Konzertreihe „Paradisi gloria“ zum Reformationsgedenken

Moderne geistliche Musik in der Herz-Jesu-Kirche / Auftakt mit Rundfunkorchester und via-nova-Chor
München, 14. November 2016. Die Konzertreihe „Paradisi gloria“ mit moderner geistlicher Musik in der Münchner Herz-Jesu-Kirche thematisiert in ihrer neuen Saison das Gedenken an den Beginn der Reformation vor 500 Jahren. Unter dem Motto „Ecclesia semper reformanda“, „Die Kirche bedarf der ständigen Erneuerung“, greifen die vier Konzerte des Münchner Rundfunkorchesters musikalische Werke auf, die auf verschiedene Weise den Ideen „jener epochalen Umwälzung“ verpflichtet sind, wie es im Programmheft der Reihe heißt.
   
Am Programm von „Paradisi gloria“ zeige sich, dass die „in sich immer lebendige Kirche und die sich immer wieder wandelnde Musik“ seit jeher „in einer tiefen Beziehung“ seien, so Peter Beer, Generalvikar des Erzbischofs von München und Freising, im Programmheft. „Hier werden Entwicklungsstränge von der Transformation des Individuums und der Reformation des Ganzen hörbar und erfahrbar.“ Musik spiegele nicht nur, was der Einzelne erlebe, sondern verleihe auch Ereignissen und Stimmungen, die viele beträfen, eine Stimme: „So können aus ihr Impulse für unser Zusammenleben erwachsen“, betont Beer.
 
Beim ersten Konzert am Freitag, 11. November, um 20 Uhr erklang unter anderem das vokalsymphonische Werk „Von menschlichen Schwächen“ von Günter Neubert, für das Tischreden von Martin Luther als Textgrundlage dienten. Zudem erklangen „Musica adventus“ von Peteris Vasks, die Psalmvertonung „Die Erde ist des Herrn“ von Hans Krása und ein Ausschnitt aus den „Préludes religieux et profanes“ von Jaromír Weinberger. Gemeinsam mit dem Münchner Rundfunkorchester musizierten der via-nova-Chor München und Solisten. Bereits um 19 Uhr begann ein Einführungsgespräch mit Ulf Schirmer, dem künstlerischen Leiter des Rundfunkorchesters.

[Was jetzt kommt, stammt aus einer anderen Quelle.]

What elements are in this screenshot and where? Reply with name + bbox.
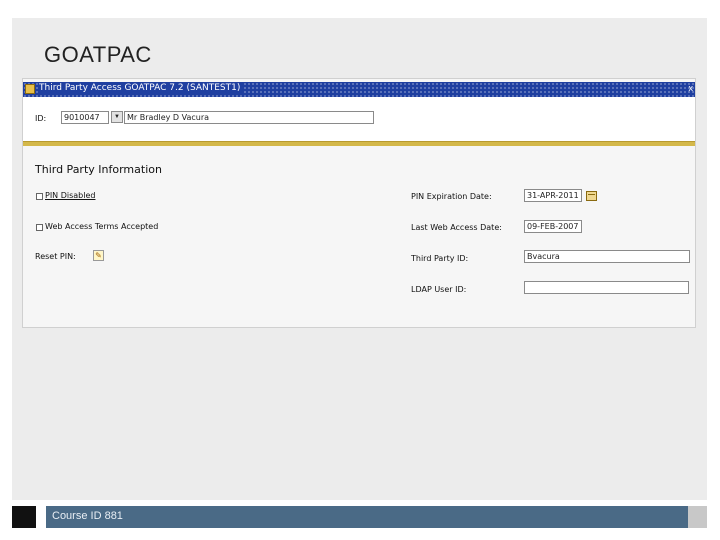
last-web-access-label: Last Web Access Date: xyxy=(411,223,502,232)
footer-bar: Course ID 881 xyxy=(46,506,696,528)
pin-expiration-field[interactable]: 31-APR-2011 xyxy=(524,189,582,202)
pin-disabled-checkbox[interactable] xyxy=(36,193,43,200)
window-titlebar[interactable]: Third Party Access GOATPAC 7.2 (SANTEST1… xyxy=(23,82,695,97)
chevron-down-icon: ▼ xyxy=(114,114,120,120)
form-window: Third Party Access GOATPAC 7.2 (SANTEST1… xyxy=(22,78,696,328)
web-terms-label: Web Access Terms Accepted xyxy=(45,222,159,231)
footer-right-block xyxy=(688,506,707,528)
pin-disabled-label: PIN Disabled xyxy=(45,191,96,200)
name-field: Mr Bradley D Vacura xyxy=(124,111,374,124)
footer-course-id: Course ID 881 xyxy=(52,510,123,522)
calendar-icon[interactable] xyxy=(586,191,597,201)
slide-title: GOATPAC xyxy=(44,42,152,67)
third-party-id-field[interactable]: Bvacura xyxy=(524,250,690,263)
pin-expiration-label: PIN Expiration Date: xyxy=(411,192,492,201)
close-icon[interactable]: x xyxy=(689,83,694,93)
ldap-user-id-field[interactable] xyxy=(524,281,689,294)
key-block: ID: 9010047 ▼ Mr Bradley D Vacura xyxy=(23,97,695,141)
reset-pin-label: Reset PIN: xyxy=(35,252,76,261)
footer-left-block xyxy=(12,506,36,528)
section-title: Third Party Information xyxy=(35,163,162,176)
slide-footer: Course ID 881 xyxy=(12,506,707,528)
ldap-user-id-label: LDAP User ID: xyxy=(411,285,467,294)
key-block-separator xyxy=(23,141,695,146)
last-web-access-field: 09-FEB-2007 xyxy=(524,220,582,233)
id-field[interactable]: 9010047 xyxy=(61,111,109,124)
web-terms-checkbox[interactable] xyxy=(36,224,43,231)
window-title: Third Party Access GOATPAC 7.2 (SANTEST1… xyxy=(39,83,244,93)
id-label: ID: xyxy=(35,114,47,123)
form-icon xyxy=(25,84,35,94)
third-party-id-label: Third Party ID: xyxy=(411,254,469,263)
key-icon[interactable]: ✎ xyxy=(93,250,104,261)
id-search-dropdown[interactable]: ▼ xyxy=(111,111,123,123)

Beim zweiten Konzert am Freitag, 13. Januar, spielt das Rundfunkorchester unter der Leitung von Anu Tali Werke der beiden Esten Arvo Pärt und Lepo Sumera. Der gregorianische Choral bildet den Ausgangspunkt für das Programm des dritten Konzerts am Freitag, 17. März: Das Requiem von Maurice Duruflé basiert auf Themen der gregorianischen Totenmesse, Ottorino Respighi ließ sich bei seinem „Concerto gregoriano“ von den gregorianischen Klangwelten inspirieren. Beim Abschlusskonzert am Freitag, 2. Juni, wird das Werk „Manifest“ des aus Barcelona stammenden Komponisten Oriol Cruixent uraufgeführt, eine musikalische Reflexion zum 500. Jahrestag der Reformation.
 
Mit der Konzertreihe „Paradisi gloria“ fördern das Erzbistum München und Freising und der Bayerische Rundfunk seit dem Jahr 2000 die Auseinandersetzung mit moderner geistlicher Musik. Die Konzerte finden jeweils in der im Jahr 2000 geweihten Herz-Jesu-Kirche in München-Neuhausen statt. (gob)
 
 
Hinweis:
Karten für die einzelnen Konzerte sind zu 25 und 34 Euro über BRticket sowie München Ticket erhältlich.